Gut behütet oder bevormundet?

Politiker versuchen uns Bürger mit immer neuen Normen und Auflagen zu einem angeblich gesellschaftskonformen Verhalten zu zwingen. Die Freiheit des Einzelnen droht dabei auf der Strecke zu bleiben.

Wollen wir soviel „Schutz“ wie in den angeblich so freien USA? Da riskieren Firmen hohe Strafen, wenn sie z. B. in einer Gebrauchsanweisung für eine Mikrowelle vergessen darauf hinzuweisen, dass diese nicht für die Trocknung nasser Hauskatzen geeignet ist. Doch wie sieht es bei uns aus? Neben einem gesetzlichen Rauchverbot auf Spielplätzen, auf das zukünftig Plaketten und Schilder hinweisen werden, sollen die Bremer Spielplätze nun mit weiteren Hinweisschildern ausgestattet werden, die auf die Gefahren von Fahrradhelmen und Schlüsselbändern bei Nutzung der vorhandenen Spielgeräte aufmerksam machen.
Gut gemeint, aber doch, so meine ich, ein wenig absurd. Genauso wie die vor einigen Jahren installierten Schilder, die auf die „waffenfreie Zone“ in Bremen hinweisen. Hier fühlt man sich schon etwas in den Wilden Westen zurückversetzt.

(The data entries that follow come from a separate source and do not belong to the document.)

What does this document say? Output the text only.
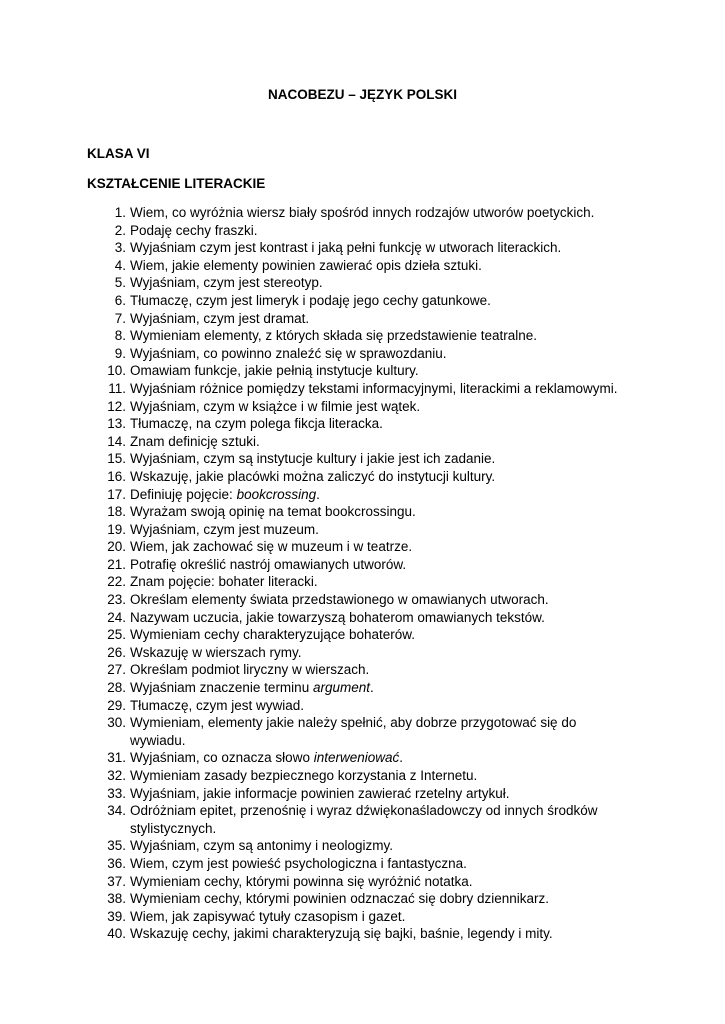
NACOBEZU – JĘZYK POLSKI
KLASA VI
KSZTAŁCENIE LITERACKIE
1. Wiem, co wyróżnia wiersz biały spośród innych rodzajów utworów poetyckich.
2. Podaję cechy fraszki.
3. Wyjaśniam czym jest kontrast i jaką pełni funkcję w utworach literackich.
4. Wiem, jakie elementy powinien zawierać opis dzieła sztuki.
5. Wyjaśniam, czym jest stereotyp.
6. Tłumaczę, czym jest limeryk i podaję jego cechy gatunkowe.
7. Wyjaśniam, czym jest dramat.
8. Wymieniam elementy, z których składa się przedstawienie teatralne.
9. Wyjaśniam, co powinno znaleźć się w sprawozdaniu.
10. Omawiam funkcje, jakie pełnią instytucje kultury.
11. Wyjaśniam różnice pomiędzy tekstami informacyjnymi, literackimi a reklamowymi.
12. Wyjaśniam, czym w książce i w filmie jest wątek.
13. Tłumaczę, na czym polega fikcja literacka.
14. Znam definicję sztuki.
15. Wyjaśniam, czym są instytucje kultury i jakie jest ich zadanie.
16. Wskazuję, jakie placówki można zaliczyć do instytucji kultury.
17. Definiuję pojęcie: bookcrossing.
18. Wyrażam swoją opinię na temat bookcrossingu.
19. Wyjaśniam, czym jest muzeum.
20. Wiem, jak zachować się w muzeum i w teatrze.
21. Potrafię określić nastrój omawianych utworów.
22. Znam pojęcie: bohater literacki.
23. Określam elementy świata przedstawionego w omawianych utworach.
24. Nazywam uczucia, jakie towarzyszą bohaterom omawianych tekstów.
25. Wymieniam cechy charakteryzujące bohaterów.
26. Wskazuję w wierszach rymy.
27. Określam podmiot liryczny w wierszach.
28. Wyjaśniam znaczenie terminu argument.
29. Tłumaczę, czym jest wywiad.
30. Wymieniam, elementy jakie należy spełnić, aby dobrze przygotować się do wywiadu.
31. Wyjaśniam, co oznacza słowo interweniować.
32. Wymieniam zasady bezpiecznego korzystania z Internetu.
33. Wyjaśniam, jakie informacje powinien zawierać rzetelny artykuł.
34. Odróżniam epitet, przenośnię i wyraz dźwiękonaśladowczy od innych środków stylistycznych.
35. Wyjaśniam, czym są antonimy i neologizmy.
36. Wiem, czym jest powieść psychologiczna i fantastyczna.
37. Wymieniam cechy, którymi powinna się wyróżnić notatka.
38. Wymieniam cechy, którymi powinien odznaczać się dobry dziennikarz.
39. Wiem, jak zapisywać tytuły czasopism i gazet.
40. Wskazuję cechy, jakimi charakteryzują się bajki, baśnie, legendy i mity.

Ein anderes Beispiel: Auch in unserem schönen Bremen müssen alle Wohnungen bis zum 31.12.2015 mit Rauchwarnmeldern ausgestattet werden. Mehr als 2 Mrd. Euro dürfte die Nachrüstung kosten. Hinzu kommen die jährlichen Wartungskosten. Wohnen wird somit wieder einmal teurer. Und wem haben wir das zu verdanken? Einem Lobbyverein mit Namen „Forum Brandrauchprävention“. Dahinter stecken u.a. die großen Hersteller und Dienstleister der Rauchmelderbranche genauso wie Heizkostenableser, die sich ein gutes Zubrot durch Wartungsaufträge versprechen.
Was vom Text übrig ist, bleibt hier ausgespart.